Supported by $7 million in centre grants from the National Medical Research Council, researchers from KKH, in collaboration with National Dental Centre Singapore, SingHealth Polyclinics and National Healthcare Group Polyclinics, are exploring key areas which impact women’s and children’s health and wellbeing, including auto-immunology, childbirth and persistent pain, genetics, metabolic syndromes and endometriosis.

Key research areas:


Investing in integrative translational research

Leading the charge is a new Integrative Translational Research Programme which aims to enhance KKH’s core research capabilities to better pursue healthcare applications with significant impact and benefit to the healthcare system and population.

“In seeking answers to clinically relevant questions of benefit to women’s and children’s health, we are collaborating with fellow healthcare institutions, academic research institutions and medtech industries to launch transdisciplinary streams of enquiry into research areas including the genetics of childhood disorders, obstetric anaesthesia and pain management, stem cells and biomarkers and molecular signatures, among many others,” says Associate Professor Sng Ban Leong, Director, KK Research Centre, and Head and Senior Consultant, Department of Women’s Anaesthesia, KKH.

“The programme will enable us to achieve greater synergy in translational research by facilitating greater centralisation and coordination across KKH’s various research capabilities, resources and platforms.
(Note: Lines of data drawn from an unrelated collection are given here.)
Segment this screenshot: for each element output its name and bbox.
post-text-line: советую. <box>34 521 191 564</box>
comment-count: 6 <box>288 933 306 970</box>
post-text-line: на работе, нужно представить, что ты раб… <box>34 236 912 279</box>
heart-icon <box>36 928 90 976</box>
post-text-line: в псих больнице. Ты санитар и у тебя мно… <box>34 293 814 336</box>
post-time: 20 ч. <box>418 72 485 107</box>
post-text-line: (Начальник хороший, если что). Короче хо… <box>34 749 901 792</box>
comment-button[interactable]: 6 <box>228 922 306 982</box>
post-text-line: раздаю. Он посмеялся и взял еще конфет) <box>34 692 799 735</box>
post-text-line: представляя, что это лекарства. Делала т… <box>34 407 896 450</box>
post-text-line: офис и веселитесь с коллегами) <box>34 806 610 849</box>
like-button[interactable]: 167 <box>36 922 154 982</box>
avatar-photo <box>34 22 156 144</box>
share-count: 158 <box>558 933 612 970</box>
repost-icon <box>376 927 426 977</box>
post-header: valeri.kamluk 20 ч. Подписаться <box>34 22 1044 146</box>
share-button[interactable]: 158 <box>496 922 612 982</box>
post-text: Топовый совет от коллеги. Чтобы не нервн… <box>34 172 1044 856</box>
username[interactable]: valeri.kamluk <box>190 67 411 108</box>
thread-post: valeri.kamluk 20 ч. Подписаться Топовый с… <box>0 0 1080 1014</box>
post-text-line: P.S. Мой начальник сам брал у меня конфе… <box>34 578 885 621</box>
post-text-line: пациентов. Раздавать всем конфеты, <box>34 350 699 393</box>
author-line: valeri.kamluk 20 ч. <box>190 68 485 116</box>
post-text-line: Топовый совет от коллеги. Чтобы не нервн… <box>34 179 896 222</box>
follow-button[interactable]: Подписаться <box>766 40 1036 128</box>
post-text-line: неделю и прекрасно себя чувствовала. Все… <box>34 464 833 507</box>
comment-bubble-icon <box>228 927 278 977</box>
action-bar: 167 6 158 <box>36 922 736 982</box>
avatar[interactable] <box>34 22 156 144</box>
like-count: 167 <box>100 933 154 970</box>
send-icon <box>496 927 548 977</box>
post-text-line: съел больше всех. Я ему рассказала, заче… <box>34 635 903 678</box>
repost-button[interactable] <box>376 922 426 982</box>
It will also provide a robust structural framework for the integration of research, education and mentorship of more clinician scientists,” says A/Prof Sng, who also leads the Integrative Translational Research Programme.


Investigating childhood-onset rheumatic disorders

One such research bearing fruit is the discovery of a potential dual regulatory mechanism responsible for inactive disease in childhood-onset systemic lupus erythematosus (SLE), by Dr Yeo Joo Guan, Associate Consultant, Division of Medicine, KKH. The research was done in collaboration with Associate Professor Thaschawee Arkachaisri, Head and Senior Consultant, Rheumatology & Immunology Service and with mentorship from Professor Salvatore Albani, Senior Consultant and Senior Clinician Scientist, Division of Medicine, KKH.

“Childhood-onset SLE is the most severe type of systemic vasculitides – which is the most common group of rheumatic disorders in Singapore. It is associated with renal, neurological and haematological sequelae and significant morbidity,” says Dr Yeo.

“In patients with inactive lupus disease, a unique immune signature was found with an increase in both the regulatory B and regulatory T follicular cells. Further, the regulatory B cell population express a unique combination of surface markers – which we are currently examining for the dual translational potential to be used as a predictor of clinical fate and a future therapeutic target in lupus.”


Driving safer and more effective care

Under the new Integrative Translational Research Programme, KKH also welcomes three new core research programmes in translational omics and biomarkers, medical technology, and epidemiology and health services research. These will join the existing genomics, translational immunology and bioimaging core research platforms in driving more effective, safer and patient-centred care through personalised medicine.

“These new research cores will enable us to better investigate diseases at the molecular and metabolic level, personalise patient management, and enhance healthcare efficiency and safety through the integration of medical technology into clinical pathways.

We are also pursuing epidemiology and health services research to optimise perinatal care through health technology assessment, identifying health specific outcomes, and provide a cost-effective healthcare system," adds A/Prof Sng.